I didn’t realize just how many of the books I’ve reviewed have really small amount of ratings on GoodReads. They include new books, older books, short story collections, non-fiction books, comics, and self-published books.

So it turned out quite difficult to round it down to ten but here are some of the best of them:

1, Fiction River: Moonscapes
The Fiction River short story collections have some marvelous stories. In this one, they all are set on a moon, either our own or another planet’s moon.

2, Karen Wyle: Playback Effect
Karen Wyle writes wonderful, thoughtful science fiction books. This one is a stand-alone set in the near future where people have invented a way to record other people’s experiences. Wyle explores how that technology affect people and the society.

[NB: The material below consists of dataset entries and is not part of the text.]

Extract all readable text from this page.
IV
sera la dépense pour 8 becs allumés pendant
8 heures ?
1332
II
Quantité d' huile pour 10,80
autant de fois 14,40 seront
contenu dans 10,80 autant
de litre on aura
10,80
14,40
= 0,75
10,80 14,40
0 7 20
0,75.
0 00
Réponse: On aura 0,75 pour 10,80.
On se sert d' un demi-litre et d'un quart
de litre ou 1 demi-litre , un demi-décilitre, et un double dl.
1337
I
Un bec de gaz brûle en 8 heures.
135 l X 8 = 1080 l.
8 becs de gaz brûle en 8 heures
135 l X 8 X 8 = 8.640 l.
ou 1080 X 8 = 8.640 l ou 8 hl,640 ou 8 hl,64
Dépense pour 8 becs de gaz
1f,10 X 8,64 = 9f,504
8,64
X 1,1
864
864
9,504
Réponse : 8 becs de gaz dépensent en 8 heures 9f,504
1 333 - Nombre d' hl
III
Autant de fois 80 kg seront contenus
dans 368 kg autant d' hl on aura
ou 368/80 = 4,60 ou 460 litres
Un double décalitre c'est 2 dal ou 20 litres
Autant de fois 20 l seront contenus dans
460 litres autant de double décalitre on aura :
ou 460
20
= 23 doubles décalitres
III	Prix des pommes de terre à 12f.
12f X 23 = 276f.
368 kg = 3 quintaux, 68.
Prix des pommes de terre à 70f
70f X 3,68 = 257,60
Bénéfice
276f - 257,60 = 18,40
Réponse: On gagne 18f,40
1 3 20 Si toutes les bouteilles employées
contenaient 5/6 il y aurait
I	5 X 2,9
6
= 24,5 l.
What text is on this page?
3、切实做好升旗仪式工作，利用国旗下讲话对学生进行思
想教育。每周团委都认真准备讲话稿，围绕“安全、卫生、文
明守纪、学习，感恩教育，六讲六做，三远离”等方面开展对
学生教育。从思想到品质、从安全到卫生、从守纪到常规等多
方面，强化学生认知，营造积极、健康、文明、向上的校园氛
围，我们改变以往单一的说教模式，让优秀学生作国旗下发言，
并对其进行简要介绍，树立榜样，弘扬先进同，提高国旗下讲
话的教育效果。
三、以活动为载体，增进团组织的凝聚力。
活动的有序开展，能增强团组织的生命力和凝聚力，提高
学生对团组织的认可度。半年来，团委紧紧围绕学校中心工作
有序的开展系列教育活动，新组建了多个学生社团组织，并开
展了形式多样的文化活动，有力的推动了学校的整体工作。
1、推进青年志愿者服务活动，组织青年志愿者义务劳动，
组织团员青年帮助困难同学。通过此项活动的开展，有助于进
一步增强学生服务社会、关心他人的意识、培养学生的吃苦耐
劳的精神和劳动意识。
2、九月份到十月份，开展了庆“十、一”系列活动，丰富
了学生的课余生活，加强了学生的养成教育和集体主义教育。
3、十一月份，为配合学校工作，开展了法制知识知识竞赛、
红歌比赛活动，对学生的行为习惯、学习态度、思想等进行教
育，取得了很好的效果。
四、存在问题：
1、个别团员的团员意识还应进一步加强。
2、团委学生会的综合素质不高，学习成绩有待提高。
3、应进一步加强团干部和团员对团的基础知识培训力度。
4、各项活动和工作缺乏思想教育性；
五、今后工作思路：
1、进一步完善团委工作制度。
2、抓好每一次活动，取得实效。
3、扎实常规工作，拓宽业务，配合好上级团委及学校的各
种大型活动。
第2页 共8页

3, John Yeoman: Dream of Darkness
A historical mystery set in Elizabethan England. Yeoman also includes notes for aspiring writers.

4, Scott E. Tabert: A Midsummer Night’s Steampunk
Heavily inspired by Midsummer Night’s Dream but set in a steampunk world. It’s funny and fun.

5, Joss Llewlyn: The Razor’s Edge
Alternate history book. Zelda Price is a security consultant who uses arcane science to create devices which look like magic to the untrained people. Fun and fast paced book.

6, Steve Turnbull: Maliha Anderson Mysteries volume 1
Three novellas set in a steampunk world during the reign of Edward II. The main character Maliha is a biracial woman who needs a walking stick to go around.

7, Kirsten Imani Kasai: Ice Song
Wonderfully evocative fantasy about a woman who can change into a man.

8, Martha Miller: The Retirement Plan
Mystery about two elderly women whose pension just isn’t enough. So, they decide to shoot terrible people for money.

9, Anne Logston: Shadow
I love Logston’s books. They’re fun, lighthearted, and have women as real people. Shadow is the first book I read from her. The main character Shadow is a female elf thief.

10, K.A. Stewart: Devil in the Details
Jesse Dawson is a modern day samurai. When someone has sold his or her soul to a demon in exchange for something, Jesse can fight that demon and get the soul back. Yes, it’s urban fantasy but Jesse is a happily married man, so some tropes aren’t used here (yay).